Cite as: https://hdl.handle.net/21.11116/0000-000C-1BFE-9
Abstract
Glycan sulfation is an important modification supporting the functionalities of many proteins in biology. Exo-acting 6S-GlcNAcases from human microbiota are glycosidases that participate in the removal of 6-sulfo-GlcNAc from host glycans and thereby play an important role in human health and disease. Nonetheless, mechanisms underlying their ability to recognize the sulfate group remain poorly understood. Using structural and kinetic analyses, we here reveal the catalytically important amino acids directly involved in the recognition and cleavage of 6S-GlcNAc, but not of 6-phospho-GlcNAc, in BbhII from Bifidobacterium bifidum, Bt4394 from Bacteroides thetaiotaomicron, and SGL from Prevotella spp.

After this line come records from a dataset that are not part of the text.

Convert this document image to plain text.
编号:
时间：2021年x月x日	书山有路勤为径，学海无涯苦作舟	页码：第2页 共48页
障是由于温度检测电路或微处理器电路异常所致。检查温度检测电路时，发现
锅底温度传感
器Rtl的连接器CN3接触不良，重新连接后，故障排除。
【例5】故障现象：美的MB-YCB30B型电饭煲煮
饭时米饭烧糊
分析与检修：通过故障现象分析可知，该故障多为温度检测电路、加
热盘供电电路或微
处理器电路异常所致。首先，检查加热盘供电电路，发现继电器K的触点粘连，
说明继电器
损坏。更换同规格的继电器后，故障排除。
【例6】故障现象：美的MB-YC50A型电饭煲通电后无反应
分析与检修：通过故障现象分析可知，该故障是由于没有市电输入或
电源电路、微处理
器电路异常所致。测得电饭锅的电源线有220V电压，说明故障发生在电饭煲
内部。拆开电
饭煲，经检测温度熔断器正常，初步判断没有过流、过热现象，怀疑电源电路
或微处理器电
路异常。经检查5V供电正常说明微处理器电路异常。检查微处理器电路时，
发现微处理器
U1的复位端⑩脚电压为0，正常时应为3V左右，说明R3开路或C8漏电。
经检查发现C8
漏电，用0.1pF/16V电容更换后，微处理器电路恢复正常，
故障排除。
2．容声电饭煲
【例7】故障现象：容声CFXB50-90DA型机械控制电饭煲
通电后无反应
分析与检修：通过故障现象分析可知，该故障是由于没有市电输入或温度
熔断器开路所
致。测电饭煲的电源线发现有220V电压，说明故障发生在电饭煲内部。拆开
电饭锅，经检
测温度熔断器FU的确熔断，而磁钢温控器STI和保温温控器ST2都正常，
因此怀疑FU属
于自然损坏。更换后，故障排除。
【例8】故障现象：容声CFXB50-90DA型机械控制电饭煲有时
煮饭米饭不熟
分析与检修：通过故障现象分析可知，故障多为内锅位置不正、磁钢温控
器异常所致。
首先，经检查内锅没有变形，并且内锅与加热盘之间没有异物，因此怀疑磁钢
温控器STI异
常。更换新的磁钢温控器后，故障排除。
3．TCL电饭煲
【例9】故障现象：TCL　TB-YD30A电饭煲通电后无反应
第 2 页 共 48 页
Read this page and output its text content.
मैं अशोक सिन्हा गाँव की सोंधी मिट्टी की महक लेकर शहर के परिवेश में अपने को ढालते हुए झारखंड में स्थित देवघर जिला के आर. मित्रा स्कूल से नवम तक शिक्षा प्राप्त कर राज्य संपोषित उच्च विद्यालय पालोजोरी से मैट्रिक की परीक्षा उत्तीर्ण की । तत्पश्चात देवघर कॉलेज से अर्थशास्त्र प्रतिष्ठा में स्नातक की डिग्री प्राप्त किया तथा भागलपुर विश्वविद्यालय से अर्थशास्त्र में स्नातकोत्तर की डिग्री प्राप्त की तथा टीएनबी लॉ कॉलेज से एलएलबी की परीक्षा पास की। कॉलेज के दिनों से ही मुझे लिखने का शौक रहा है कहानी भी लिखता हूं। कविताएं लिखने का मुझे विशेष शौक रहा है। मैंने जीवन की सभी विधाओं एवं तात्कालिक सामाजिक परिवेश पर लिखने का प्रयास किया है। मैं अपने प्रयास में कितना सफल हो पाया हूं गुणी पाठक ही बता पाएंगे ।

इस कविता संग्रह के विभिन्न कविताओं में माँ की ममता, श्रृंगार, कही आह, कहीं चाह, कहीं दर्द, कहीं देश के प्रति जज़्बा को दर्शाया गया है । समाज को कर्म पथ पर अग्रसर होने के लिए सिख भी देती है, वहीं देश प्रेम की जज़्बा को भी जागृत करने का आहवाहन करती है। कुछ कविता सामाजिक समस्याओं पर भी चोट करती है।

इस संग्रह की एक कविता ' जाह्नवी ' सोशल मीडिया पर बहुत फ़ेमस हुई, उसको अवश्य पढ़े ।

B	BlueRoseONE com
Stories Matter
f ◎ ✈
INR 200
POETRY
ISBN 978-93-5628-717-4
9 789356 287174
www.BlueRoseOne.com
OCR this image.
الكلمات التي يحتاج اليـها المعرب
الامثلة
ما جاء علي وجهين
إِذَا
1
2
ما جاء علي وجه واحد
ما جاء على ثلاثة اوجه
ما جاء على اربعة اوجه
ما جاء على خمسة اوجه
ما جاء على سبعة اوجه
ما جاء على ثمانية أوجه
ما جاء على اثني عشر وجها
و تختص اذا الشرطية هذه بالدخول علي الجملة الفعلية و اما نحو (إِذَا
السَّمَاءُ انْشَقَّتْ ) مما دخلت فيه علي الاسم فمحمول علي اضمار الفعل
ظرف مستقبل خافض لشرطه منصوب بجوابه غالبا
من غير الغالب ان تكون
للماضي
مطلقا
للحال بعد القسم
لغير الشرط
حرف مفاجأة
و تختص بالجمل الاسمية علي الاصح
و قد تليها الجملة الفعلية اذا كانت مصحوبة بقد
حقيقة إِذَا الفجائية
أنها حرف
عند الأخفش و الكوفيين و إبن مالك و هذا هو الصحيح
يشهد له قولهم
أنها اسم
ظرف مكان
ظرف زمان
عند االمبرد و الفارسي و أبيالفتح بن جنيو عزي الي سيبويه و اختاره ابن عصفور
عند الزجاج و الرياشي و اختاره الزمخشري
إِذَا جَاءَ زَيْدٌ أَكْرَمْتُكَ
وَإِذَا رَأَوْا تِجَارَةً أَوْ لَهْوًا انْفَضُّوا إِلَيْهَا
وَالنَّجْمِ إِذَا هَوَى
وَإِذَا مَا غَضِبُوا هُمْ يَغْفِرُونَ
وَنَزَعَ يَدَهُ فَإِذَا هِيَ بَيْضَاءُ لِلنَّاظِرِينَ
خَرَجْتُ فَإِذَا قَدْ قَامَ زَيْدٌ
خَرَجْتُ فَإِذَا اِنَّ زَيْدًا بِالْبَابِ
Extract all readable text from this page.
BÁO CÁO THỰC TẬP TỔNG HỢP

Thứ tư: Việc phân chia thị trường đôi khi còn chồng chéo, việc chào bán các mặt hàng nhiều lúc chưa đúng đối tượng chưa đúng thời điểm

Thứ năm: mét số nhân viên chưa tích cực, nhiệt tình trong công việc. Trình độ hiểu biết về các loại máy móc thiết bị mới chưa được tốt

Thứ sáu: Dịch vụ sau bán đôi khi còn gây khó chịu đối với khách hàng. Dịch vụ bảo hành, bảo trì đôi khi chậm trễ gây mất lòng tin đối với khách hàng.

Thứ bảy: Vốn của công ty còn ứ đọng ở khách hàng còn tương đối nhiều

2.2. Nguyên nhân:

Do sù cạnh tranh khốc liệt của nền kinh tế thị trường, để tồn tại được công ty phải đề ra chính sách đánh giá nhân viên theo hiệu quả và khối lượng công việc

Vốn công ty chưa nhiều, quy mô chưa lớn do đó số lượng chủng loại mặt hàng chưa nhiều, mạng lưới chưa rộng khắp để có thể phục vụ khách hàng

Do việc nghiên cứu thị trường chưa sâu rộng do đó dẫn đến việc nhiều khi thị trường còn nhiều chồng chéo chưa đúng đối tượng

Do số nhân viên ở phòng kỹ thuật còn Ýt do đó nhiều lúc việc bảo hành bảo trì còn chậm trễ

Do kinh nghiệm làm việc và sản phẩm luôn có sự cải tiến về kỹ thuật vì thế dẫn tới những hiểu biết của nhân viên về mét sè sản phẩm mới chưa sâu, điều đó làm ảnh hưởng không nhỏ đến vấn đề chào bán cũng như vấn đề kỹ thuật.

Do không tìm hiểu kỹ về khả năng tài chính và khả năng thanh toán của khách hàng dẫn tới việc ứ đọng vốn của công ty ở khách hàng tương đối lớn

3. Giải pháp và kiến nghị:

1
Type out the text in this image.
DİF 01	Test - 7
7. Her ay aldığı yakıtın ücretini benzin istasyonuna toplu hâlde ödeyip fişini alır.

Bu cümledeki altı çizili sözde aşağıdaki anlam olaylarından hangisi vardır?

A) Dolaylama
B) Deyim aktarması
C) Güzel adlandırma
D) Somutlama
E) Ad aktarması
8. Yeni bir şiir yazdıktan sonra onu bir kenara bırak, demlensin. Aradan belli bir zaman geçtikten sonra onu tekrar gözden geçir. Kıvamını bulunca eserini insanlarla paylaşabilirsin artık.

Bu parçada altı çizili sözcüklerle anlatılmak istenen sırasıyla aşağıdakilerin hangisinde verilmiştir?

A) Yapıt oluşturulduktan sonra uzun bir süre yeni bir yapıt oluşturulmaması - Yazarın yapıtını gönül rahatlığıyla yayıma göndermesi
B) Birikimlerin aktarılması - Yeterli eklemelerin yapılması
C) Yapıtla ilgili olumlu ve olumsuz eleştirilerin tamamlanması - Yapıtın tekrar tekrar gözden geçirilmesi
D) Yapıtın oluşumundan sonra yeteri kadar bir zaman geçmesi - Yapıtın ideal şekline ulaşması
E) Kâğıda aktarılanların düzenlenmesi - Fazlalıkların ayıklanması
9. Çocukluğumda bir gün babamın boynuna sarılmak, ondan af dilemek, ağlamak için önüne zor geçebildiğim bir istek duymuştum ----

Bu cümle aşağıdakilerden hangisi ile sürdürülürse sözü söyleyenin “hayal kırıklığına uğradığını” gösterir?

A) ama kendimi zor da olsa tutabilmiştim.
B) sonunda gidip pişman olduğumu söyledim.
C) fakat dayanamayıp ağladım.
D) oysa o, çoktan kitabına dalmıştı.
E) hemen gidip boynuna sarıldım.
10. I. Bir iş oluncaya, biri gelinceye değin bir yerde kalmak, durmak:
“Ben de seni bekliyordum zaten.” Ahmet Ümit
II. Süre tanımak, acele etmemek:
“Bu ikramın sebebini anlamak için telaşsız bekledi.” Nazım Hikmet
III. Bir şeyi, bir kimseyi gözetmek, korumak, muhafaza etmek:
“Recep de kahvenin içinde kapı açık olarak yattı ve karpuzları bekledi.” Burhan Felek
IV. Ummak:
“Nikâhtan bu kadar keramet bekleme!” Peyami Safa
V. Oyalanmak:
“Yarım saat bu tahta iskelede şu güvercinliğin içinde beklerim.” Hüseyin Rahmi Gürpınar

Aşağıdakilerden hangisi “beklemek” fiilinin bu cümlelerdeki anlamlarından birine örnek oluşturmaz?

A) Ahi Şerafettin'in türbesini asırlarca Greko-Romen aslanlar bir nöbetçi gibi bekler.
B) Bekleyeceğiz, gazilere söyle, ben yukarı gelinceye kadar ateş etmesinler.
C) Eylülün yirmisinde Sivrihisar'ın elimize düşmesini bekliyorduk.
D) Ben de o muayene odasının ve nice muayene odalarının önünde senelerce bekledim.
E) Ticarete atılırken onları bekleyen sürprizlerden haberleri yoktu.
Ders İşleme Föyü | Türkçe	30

The defining features of their sulfate recognition motifs underpin a genomic enzymological exploration of 6S-GlcNAcases to identify a wider range of human health-associated bacterial species having 6S-GlcNAcase activity. Our data provide significant insights into distinct molecular mechanisms of sulfated sugar recognition employed by 6S-GlcNAcases from both Gram-positive and Gram-negative bacteria along with valuable information for the exploration of extensive interactions between microbiota and their host glycans.